L'autre l'étouffa sur son cœur.
— Comment tu t'appelles Mamadou ?
— Je te le dirai pas. Je l'aime pas mon nom...
Camille courut le long du quai en mimant un téléphone contre son oreille. Son ancienne collègue fit un geste las de la main. Oublie-moi, petite toubab, oublie-moi. Tu m'as déjà oubliée d'ailleurs...
Les premiers jours, Paulette ne quitta pas sa chambre. Elle avait peur de déranger, elle avait peur de se perdre, elle avait peur de tomber (ils avaient oublié son déambulateur) et surtout, elle avait peur de regretter son coup de tête.
Souvent, elle s'emmêlait les pinceaux, affirmait qu'elle passait de très bonnes vacances et leur demandait quand ils avaient l'intention de la ramener chez elle...

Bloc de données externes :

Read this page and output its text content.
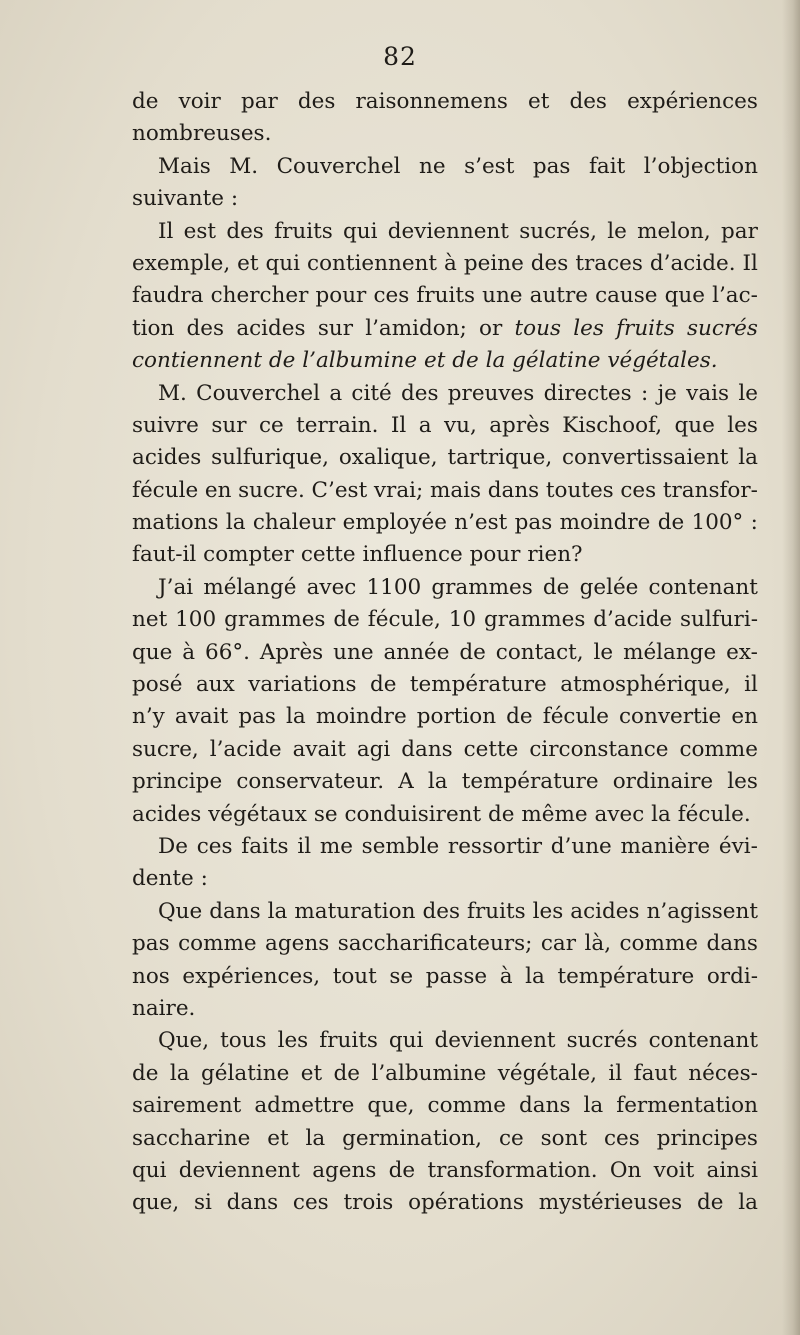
82
de voir par des raisonnemens et des expériences
nombreuses.
Mais M. Couverchel ne s’est pas fait l’objection
suivante :
Il est des fruits qui deviennent sucrés, le melon, par
exemple, et qui contiennent à peine des traces d’acide. Il
faudra chercher pour ces fruits une autre cause que l’ac-
tion des acides sur l’amidon; or tous les fruits sucrés
contiennent de l’albumine et de la gélatine végétales.
M. Couverchel a cité des preuves directes : je vais le
suivre sur ce terrain. Il a vu, après Kischoof, que les
acides sulfurique, oxalique, tartrique, convertissaient la
fécule en sucre. C’est vrai; mais dans toutes ces transfor-
mations la chaleur employée n’est pas moindre de 100° :
faut-il compter cette influence pour rien?
J’ai mélangé avec 1100 grammes de gelée contenant
net 100 grammes de fécule, 10 grammes d’acide sulfuri-
que à 66°. Après une année de contact, le mélange ex-
posé aux variations de température atmosphérique, il
n’y avait pas la moindre portion de fécule convertie en
sucre, l’acide avait agi dans cette circonstance comme
principe conservateur. A la température ordinaire les
acides végétaux se conduisirent de même avec la fécule.
De ces faits il me semble ressortir d’une manière évi-
dente :
Que dans la maturation des fruits les acides n’agissent
pas comme agens saccharificateurs; car là, comme dans
nos expériences, tout se passe à la température ordi-
naire.
Que, tous les fruits qui deviennent sucrés contenant
de la gélatine et de l’albumine végétale, il faut néces-
sairement admettre que, comme dans la fermentation
saccharine et la germination, ce sont ces principes
qui deviennent agens de transformation. On voit ainsi
que, si dans ces trois opérations mystérieuses de la
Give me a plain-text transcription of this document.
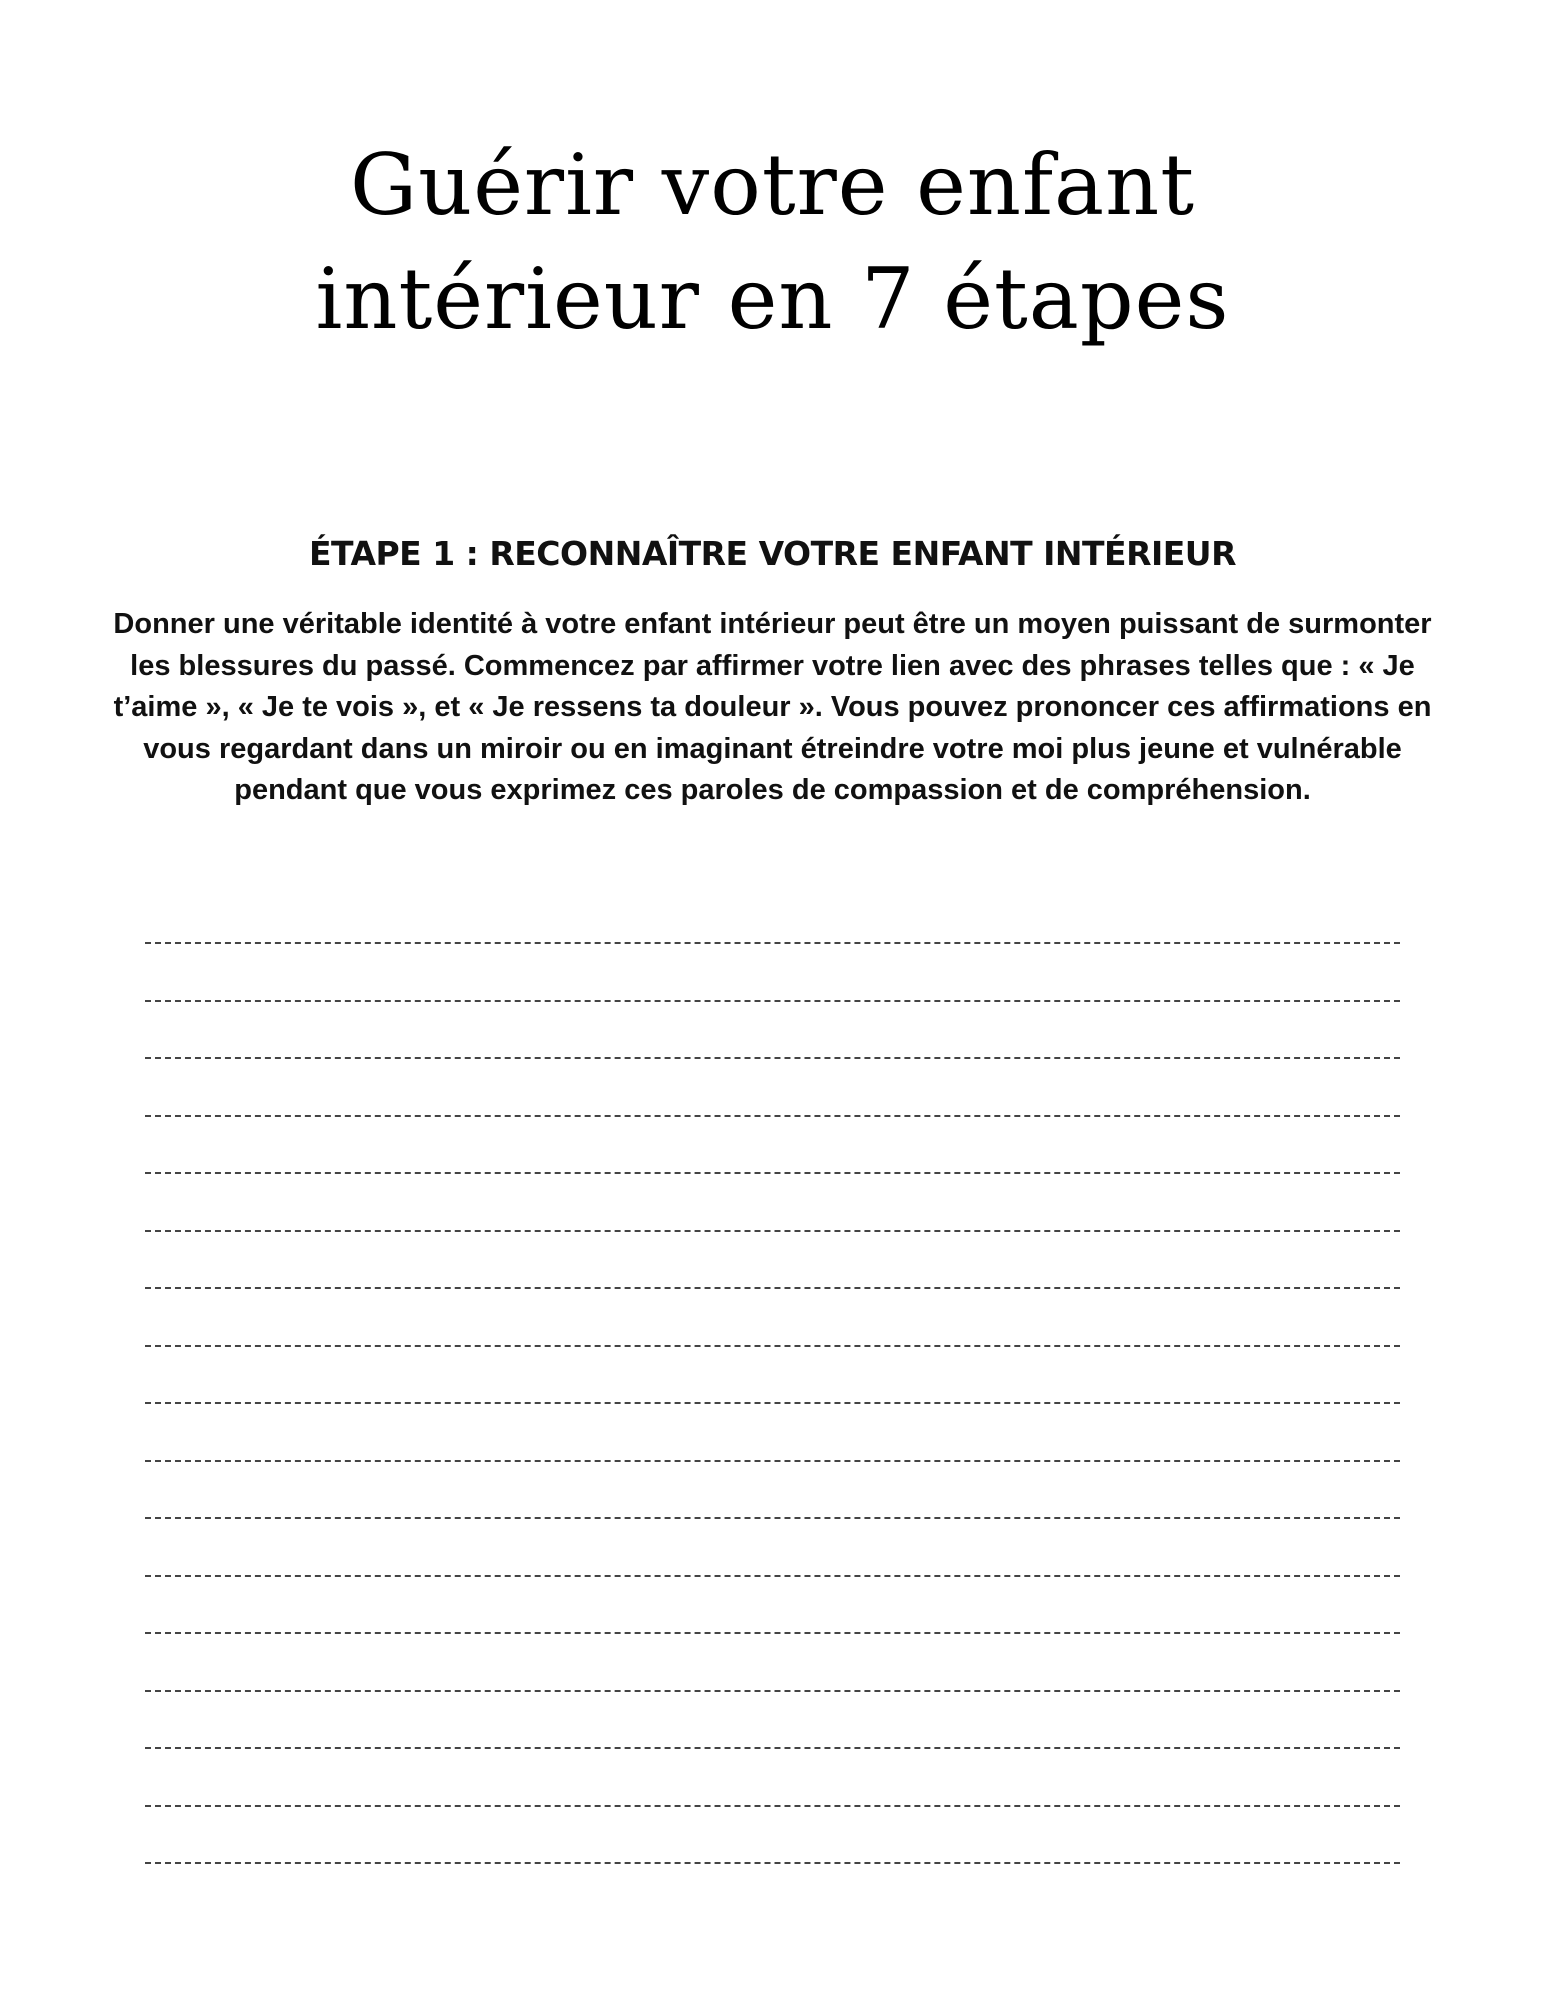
Guérir votre enfant
intérieur en 7 étapes
ÉTAPE 1 : RECONNAÎTRE VOTRE ENFANT INTÉRIEUR

Donner une véritable identité à votre enfant intérieur peut être un moyen puissant de surmonter les blessures du passé. Commencez par affirmer votre lien avec des phrases telles que : « Je t’aime », « Je te vois », et « Je ressens ta douleur ». Vous pouvez prononcer ces affirmations en vous regardant dans un miroir ou en imaginant étreindre votre moi plus jeune et vulnérable pendant que vous exprimez ces paroles de compassion et de compréhension.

— C'est où chez toi ? s'agaçait Franck.
— Voyons tu sais bien... à la maison... chez moi...
Il quittait la pièce en soupirant :
— Je vous l'avais dit que c'était une connerie... En plus, elle perd la boule maintenant...
Camille regardait Philibert et Philibert regardait ailleurs.
— Paulette ?
- Ah, c'est toi, mon petit... Tu... comment tu t'appelles déjà ?
- Camille...
- C'est ça ! Qu'est-ce que tu veux, ma petite fille ?
Camille s'adressa à elle sans détour et lui parla assez durement. Lui rappela d'où elle venait, pourquoi elle était avec eux, ce qu'ils avaient et allaient encore changer dans leurs modes de vie pour lui tenir compagnie. Elle ajouta mille autres détails cinglants qui laissèrent la vieille dame totalement démunie :
— Je ne retournerai jamais chez moi, alors ?
— Non.
— Ah?
— Venez avec moi, Paulette...
Camille la prit par la main et recommença la visite. Plus lentement cette fois. Elle enfonça quelques clous au passage :
— Ici, ce sont les toilettes... Vous voyez, Franck est en train d'installer des poignées sur le mur pour que vous puissiez vous tenir...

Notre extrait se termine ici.